Als wir dann drinnen waren, wurden wir auch erstmal ganz lieb begrüßt und setzen uns dann.
Es wurde ein recht langes Gespräch. Zuerst erzählten uns die Erzieherinnen was sie in letzter Zeit beobachtet hatten. Leevi war wohl manchmal entweder sehr in sich gekehrt oder sehr auffällig vom Verhalten. Und so wie sie das erklärten machte das auch total Sinn. Zuhause kam er tatsächlich öfter mal zu kurz, da momentan viel Aufmerksamkeit nun mal auf Samu lag.
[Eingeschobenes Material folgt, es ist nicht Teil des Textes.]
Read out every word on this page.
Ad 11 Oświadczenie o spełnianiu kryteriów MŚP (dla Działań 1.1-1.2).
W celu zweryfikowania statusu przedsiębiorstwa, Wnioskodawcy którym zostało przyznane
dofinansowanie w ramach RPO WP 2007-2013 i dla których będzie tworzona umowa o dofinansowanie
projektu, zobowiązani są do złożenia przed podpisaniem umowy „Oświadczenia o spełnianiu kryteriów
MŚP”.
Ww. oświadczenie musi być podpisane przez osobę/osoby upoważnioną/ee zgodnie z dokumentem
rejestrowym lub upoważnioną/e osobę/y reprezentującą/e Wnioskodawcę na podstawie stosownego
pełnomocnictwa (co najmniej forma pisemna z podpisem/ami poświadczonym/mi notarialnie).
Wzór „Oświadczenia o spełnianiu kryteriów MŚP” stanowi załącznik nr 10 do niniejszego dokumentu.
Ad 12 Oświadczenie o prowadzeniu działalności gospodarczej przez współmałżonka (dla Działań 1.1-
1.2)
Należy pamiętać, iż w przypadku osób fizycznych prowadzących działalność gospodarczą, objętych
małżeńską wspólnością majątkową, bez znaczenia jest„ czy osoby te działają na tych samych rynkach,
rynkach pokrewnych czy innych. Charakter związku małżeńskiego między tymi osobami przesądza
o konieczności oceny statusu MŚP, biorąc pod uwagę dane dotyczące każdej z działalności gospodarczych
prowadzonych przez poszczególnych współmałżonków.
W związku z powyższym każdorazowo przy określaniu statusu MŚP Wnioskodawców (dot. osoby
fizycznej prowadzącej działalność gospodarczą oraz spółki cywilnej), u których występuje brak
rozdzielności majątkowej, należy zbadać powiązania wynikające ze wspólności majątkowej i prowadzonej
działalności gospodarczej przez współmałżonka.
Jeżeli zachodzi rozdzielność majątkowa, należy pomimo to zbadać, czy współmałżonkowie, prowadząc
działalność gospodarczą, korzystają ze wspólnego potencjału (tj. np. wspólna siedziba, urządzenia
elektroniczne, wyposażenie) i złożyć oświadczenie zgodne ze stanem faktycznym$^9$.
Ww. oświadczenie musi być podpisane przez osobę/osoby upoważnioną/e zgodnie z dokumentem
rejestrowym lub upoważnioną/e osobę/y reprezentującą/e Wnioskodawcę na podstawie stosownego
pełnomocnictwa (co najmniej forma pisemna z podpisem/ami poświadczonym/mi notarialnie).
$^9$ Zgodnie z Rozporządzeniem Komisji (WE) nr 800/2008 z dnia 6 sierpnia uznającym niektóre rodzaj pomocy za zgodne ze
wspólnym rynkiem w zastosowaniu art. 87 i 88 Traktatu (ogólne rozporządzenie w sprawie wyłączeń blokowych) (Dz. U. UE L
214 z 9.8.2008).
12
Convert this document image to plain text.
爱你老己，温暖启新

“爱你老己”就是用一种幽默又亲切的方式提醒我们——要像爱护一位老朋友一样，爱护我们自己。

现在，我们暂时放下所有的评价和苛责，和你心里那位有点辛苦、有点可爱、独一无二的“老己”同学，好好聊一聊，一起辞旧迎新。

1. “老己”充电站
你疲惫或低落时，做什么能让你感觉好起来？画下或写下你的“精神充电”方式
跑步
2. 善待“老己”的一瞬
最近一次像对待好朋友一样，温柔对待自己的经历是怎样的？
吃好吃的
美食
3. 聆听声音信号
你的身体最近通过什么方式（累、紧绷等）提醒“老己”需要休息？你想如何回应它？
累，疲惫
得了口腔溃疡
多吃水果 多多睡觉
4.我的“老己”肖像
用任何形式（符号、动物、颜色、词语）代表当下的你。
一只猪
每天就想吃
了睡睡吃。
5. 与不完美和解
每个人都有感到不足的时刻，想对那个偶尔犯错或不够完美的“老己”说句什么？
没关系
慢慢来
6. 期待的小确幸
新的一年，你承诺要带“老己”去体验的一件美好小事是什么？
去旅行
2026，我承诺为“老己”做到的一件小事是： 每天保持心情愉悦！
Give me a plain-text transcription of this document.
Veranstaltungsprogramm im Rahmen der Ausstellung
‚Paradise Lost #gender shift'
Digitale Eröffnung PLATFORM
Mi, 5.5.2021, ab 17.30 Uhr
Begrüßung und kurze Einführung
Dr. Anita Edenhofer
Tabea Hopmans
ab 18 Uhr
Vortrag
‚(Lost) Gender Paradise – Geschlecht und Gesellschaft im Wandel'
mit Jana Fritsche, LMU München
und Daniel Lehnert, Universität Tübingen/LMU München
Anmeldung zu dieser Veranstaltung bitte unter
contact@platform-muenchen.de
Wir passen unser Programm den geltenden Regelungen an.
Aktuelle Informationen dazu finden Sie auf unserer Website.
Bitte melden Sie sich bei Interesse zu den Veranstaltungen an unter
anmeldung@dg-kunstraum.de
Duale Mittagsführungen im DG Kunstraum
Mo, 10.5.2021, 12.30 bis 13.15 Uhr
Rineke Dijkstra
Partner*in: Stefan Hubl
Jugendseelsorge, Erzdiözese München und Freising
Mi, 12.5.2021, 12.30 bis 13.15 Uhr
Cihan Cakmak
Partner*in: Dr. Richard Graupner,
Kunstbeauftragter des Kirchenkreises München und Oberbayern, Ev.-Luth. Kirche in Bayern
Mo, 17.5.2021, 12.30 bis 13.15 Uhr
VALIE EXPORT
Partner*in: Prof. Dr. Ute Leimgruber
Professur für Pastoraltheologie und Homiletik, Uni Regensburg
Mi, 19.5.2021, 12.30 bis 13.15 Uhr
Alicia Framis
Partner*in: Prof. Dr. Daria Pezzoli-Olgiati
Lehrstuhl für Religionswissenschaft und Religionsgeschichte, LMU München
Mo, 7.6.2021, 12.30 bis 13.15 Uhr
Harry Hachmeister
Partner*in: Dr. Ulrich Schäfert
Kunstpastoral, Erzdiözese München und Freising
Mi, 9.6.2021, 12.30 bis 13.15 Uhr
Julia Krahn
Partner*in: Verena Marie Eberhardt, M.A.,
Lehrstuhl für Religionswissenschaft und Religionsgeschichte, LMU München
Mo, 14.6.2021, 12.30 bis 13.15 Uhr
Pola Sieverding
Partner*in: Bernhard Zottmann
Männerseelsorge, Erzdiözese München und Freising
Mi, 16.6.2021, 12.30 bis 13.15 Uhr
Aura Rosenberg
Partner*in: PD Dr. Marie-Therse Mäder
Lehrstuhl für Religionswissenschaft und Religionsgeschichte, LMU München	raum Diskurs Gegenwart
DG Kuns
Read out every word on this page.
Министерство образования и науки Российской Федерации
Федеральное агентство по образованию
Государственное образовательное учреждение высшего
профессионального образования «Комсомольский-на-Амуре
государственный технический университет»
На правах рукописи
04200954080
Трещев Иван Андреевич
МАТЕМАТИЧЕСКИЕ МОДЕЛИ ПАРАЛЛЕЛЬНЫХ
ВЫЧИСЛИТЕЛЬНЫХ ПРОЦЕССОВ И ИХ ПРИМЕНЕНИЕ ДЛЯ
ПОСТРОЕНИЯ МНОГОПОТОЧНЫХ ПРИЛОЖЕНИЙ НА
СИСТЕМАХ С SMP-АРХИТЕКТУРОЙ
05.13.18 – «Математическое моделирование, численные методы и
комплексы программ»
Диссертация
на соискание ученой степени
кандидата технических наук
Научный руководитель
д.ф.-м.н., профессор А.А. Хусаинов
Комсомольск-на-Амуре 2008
Und diese Aufmerksamkeit wollte er sich dann in der Kita holen. Eigentlich war er so ein liebes Kind, klar recht extrovertiert und aufgedreht häufig, aber er war eigentlich nie frech. Und das er hier jetzt anscheinend so ein Verhalten zeigte, schockierte mich wirklich.
Danach erzählten wir dann von unser momentanen Situation. Samu fiel das sehr schwer, weshalb ich den größten Redeanteil hatte, aber das war vollkommen okay. Auch die Erzieherinnen merkten wie unangenehm es Samu war und beruhigten ihn da ein wenig.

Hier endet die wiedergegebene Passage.